You're one of the strongest people I know and I will always, always be there for you.
In all the times you have watched me cry and comforted me on a rainy day, I hope you know that I will always do the same for you.
The past year has brought about many changes in your life, both with college and your family, and I know the constant burden it has on your mind. We talk about it in bits and pieces, but I know how hard it is to formulate the right words to explain what's going on. Nonetheless, you wake up every single morning, throw a smile on your face and make the best of every day.
I admire the strength you have in facing every situation and how the world never seems to never knock you down. You inspire me in the way that you never remain bitter toward the people who have hurt you, but instead become the bigger person.
I wish I could handle every awful situation with grace the way you do. Never change who you are, not for anyone.
We argue like assholes, but I love you with all my heart.
Nothing beats us yelling at each other in the middle of the bookstore and having some random lady laugh at us.

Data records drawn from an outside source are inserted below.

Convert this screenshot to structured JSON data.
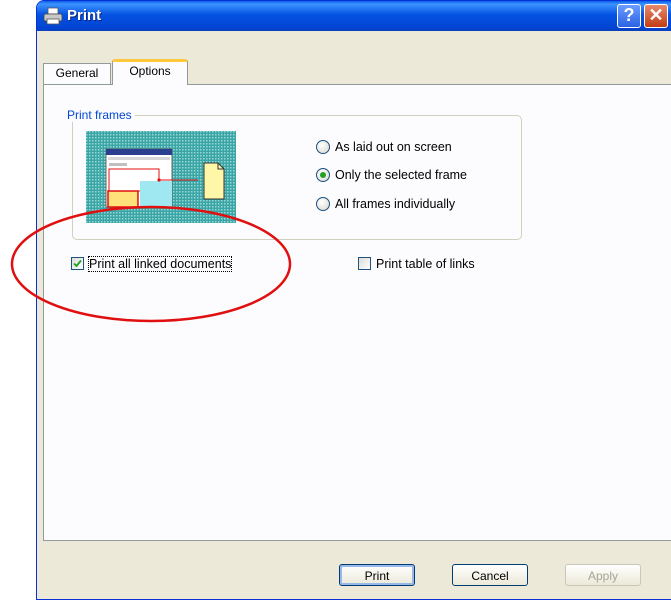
{
  "window": {
    "title": "Print",
    "icon": "printer-icon",
    "help_label": "?",
    "close_label": "✕"
  },
  "tabs": [
    {
      "label": "General",
      "selected": false
    },
    {
      "label": "Options",
      "selected": true
    }
  ],
  "print_frames": {
    "legend": "Print frames",
    "options": [
      {
        "label": "As laid out on screen",
        "selected": false
      },
      {
        "label": "Only the selected frame",
        "selected": true
      },
      {
        "label": "All frames individually",
        "selected": false
      }
    ]
  },
  "checkboxes": {
    "print_linked": {
      "label": "Print all linked documents",
      "checked": true
    },
    "print_table": {
      "label": "Print table of links",
      "checked": false
    }
  },
  "buttons": {
    "print": "Print",
    "cancel": "Cancel",
    "apply": "Apply"
  },
  "colors": {
    "titlebar": "#0553e1",
    "annotation": "#e01010",
    "group_legend": "#0046d5",
    "radio_dot": "#21a121",
    "checkmark": "#21a121"
  }
}
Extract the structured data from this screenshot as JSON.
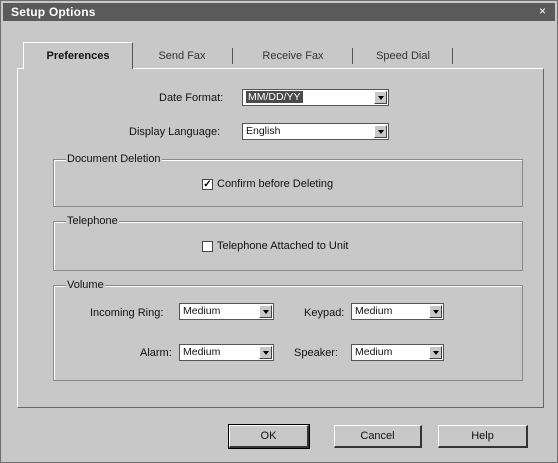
{
  "window": {
    "title": "Setup Options",
    "close_glyph": "×"
  },
  "tabs": [
    {
      "label": "Preferences",
      "active": true
    },
    {
      "label": "Send Fax"
    },
    {
      "label": "Receive Fax"
    },
    {
      "label": "Speed Dial"
    }
  ],
  "preferences": {
    "date_format": {
      "label": "Date Format:",
      "value": "MM/DD/YY"
    },
    "display_language": {
      "label": "Display Language:",
      "value": "English"
    }
  },
  "document_deletion": {
    "title": "Document Deletion",
    "confirm_label": "Confirm before Deleting",
    "confirm_checked": true
  },
  "telephone": {
    "title": "Telephone",
    "attached_label": "Telephone Attached to Unit",
    "attached_checked": false
  },
  "volume": {
    "title": "Volume",
    "incoming_ring": {
      "label": "Incoming Ring:",
      "value": "Medium"
    },
    "keypad": {
      "label": "Keypad:",
      "value": "Medium"
    },
    "alarm": {
      "label": "Alarm:",
      "value": "Medium"
    },
    "speaker": {
      "label": "Speaker:",
      "value": "Medium"
    }
  },
  "buttons": {
    "ok": "OK",
    "cancel": "Cancel",
    "help": "Help"
  },
  "check_glyph": "✓"
}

We bicker 90% of the time we're together, but I realized that it's impossible for me to ever be genuinely mad at you. You can call me out on toxic behavior or when you realize I'm self-sabotaging. You are always looking out for my well-being and point out when I'm just being an idiot. Not many people have the ability to do this as I get mad anytime people like to judge my life, but you, you Trevor, somehow have the ability to verbally smack me across the face and keep me on track.
I can't believe we spent our entire lives living 30 minutes apart and just now did we find each other. Despite my occasional hatred toward our school, I am so incredibly blessed that it allowed us to meet each other.
Here's to more carpool karaoke, dancing on washing machines, funny Snapchat memories, Chipotle dates, and bullshitting in Bird Library. I can't wait to fuck the club up with you for another four years and many years to come after that.